Friday, April 2, 2010

Design thinking on a personal level

Today I had this wonderful opportunity to meet the other facilitators for Symposium Neue Thinken, which is happening this coming Saturday (and yes! I'm getting a free t-shirt! :) ) And from what I see, these facilitators are not just students, they are really good student leaders, founders and pioneers of their own social initiative. I met the founder of, as well as the co-founder of Moolah. I felt kind of shadowed because I wasn't the founder of Project Ahead, just the successor, and not to mention the chair of this whole event was there as well, and gave us an awe-inspiring session on the concept of facilitation and it was really an eye-opener for me. I had already taken back so much from tonight, I just wonder how much more I will take back on Saturday.

But anyway, the topic I would like to discuss in this post is again on design thinking, hence this pretty venn-diagram that I had used back in the very first post of my revamped blog. I decided to bring it up because it was actually brought up today during the meeting. Actually, what was brought up was not design thinking on a personal level, it was about basically, acheiving a balance between our strengths, passion, and what the world needs. Some of you may jump ahead already in fact. When I saw the venn diagram drawn on the board, I instantly thought of design thinking, and sure enough, the answer to this question, "how can i bring design thinking to a more personal level", a question which I had been thinking about for about 3 months, finally came to me.


Well, you are passionate about something, so naturally you would desire to do it.


If you're good at something, it is definitely feasible for you to try doing it.


You cannot just keep your talents and passion to yourself, as human beings, as social animals by nature, we have an obligation to serve a cause greater than ourselves as well. The good news is, there is always a way to translate whatever you enjoy and are good at to something the world needs. It's all a matter guessed it... creativity.

So to bring you all to see the big picture, we are talking about design thinking, for designing your purpose in life. Ultimately, the questions you should be asking yourself ( and I should be asking myself as well) is, "What makes me happy?" , "What am I good at?" and "What can I do to serve my community?" The ultimate objective is to find one single answer, which can answer all 3 of these questions, and that is your purpose in life, and that is what you should be doing.

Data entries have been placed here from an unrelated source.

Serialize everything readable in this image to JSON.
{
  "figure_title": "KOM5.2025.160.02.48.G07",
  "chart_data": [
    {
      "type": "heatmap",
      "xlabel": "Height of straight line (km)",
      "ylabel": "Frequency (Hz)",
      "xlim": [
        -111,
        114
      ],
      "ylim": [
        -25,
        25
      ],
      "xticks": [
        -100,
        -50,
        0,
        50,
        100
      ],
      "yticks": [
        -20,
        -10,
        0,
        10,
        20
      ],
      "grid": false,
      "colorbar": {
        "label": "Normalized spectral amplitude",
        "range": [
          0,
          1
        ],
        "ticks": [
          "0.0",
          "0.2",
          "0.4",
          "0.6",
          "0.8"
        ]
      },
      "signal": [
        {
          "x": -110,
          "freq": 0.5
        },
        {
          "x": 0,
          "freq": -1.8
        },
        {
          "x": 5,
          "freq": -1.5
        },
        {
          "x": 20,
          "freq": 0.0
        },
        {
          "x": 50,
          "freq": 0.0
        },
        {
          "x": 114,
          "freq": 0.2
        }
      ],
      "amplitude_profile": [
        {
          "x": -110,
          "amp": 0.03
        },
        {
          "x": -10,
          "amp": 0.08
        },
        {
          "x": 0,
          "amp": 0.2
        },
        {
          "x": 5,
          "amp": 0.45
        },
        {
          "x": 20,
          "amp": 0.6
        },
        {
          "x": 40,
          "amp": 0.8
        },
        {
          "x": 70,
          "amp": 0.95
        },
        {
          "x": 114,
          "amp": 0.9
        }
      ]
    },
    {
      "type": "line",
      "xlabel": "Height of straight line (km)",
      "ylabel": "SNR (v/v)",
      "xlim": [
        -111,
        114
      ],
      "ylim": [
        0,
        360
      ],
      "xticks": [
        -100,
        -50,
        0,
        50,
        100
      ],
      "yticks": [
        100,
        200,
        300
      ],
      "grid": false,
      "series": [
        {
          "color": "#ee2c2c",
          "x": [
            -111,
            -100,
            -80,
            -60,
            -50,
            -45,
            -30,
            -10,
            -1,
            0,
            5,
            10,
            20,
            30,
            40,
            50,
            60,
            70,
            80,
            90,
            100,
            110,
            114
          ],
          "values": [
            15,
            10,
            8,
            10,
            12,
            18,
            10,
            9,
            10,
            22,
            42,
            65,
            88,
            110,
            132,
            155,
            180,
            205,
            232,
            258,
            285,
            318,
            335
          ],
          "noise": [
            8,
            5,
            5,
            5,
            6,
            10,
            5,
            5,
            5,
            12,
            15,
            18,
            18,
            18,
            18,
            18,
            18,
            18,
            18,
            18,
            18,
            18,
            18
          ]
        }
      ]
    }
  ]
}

For me, after contemplating long and hard. I feel I have finally reached an answer. I like to invent things, and not just "things", I invent ideas, theories, philosophies and concepts as well. In fact, I have not invented any"thing". But I have invented many short stories, the triple personality theory, the new perspective of the mind, body and soul, the creativity exercise for SNT, and many hare-brained solutions to handle my personal oddities. I realised that the process of "inventing" these new concepts and stuff make me very happy.

But I don't want to stop there, after going through a module on entrepreneurship, I've been thinking about inventing world-changing products and designs as well. And being inspired by Tim Brown and IDEO, I've also been thinking about inventing services and processes. Essentially, I enjoy 'Renaissance inventing'(as i call it), where inventions just aren't about technology and hard science, but also about the metaphysical and the human factor.

And again for those who jump ahead of me, you would probably realise that the first 2 questions are very closely related. If you enjoy something, as long as you have the discipline and the perserverance to push on, high chances are that you will be good at it as well. The main question is how can we actually push these 2 factors into the 'viability' portion of the venn-diagram, or rather, how can we translate it into something the world needs.

For me, it is simple, I simply need to invent things to change the world. What about others whose interests are intrinsically more subjective? Recently, I've watched this rather interesting TED talk on how interpretive dance can raise awareness of social issues in India. Essentially, the lady was doing what she loved (I apologise, I can't remember her name), but at the same time she was bringing awareness of the sufferings of people, especially women, in India, to authorities who had come watch her performance.

Even something like the arts can help in social change, so even if you are the next Van Gogh or Michaelangelo, it doesn't mean you should be stuck in your atelier painting your fantasies and not care about the world. What if you could paint a picture of social issues, using your artistic talents to make it catchy, and thus bring about this awareness to members of the community?

So to sum it up, I strongly believe that we MUST do something that makes us happy, and we MUST have the discipline and the will to be good at it, and we MUST have a heart to give back to society. This is design thinking to help change our own lives. (note the 'experience innovation', you are innovating your own experience.)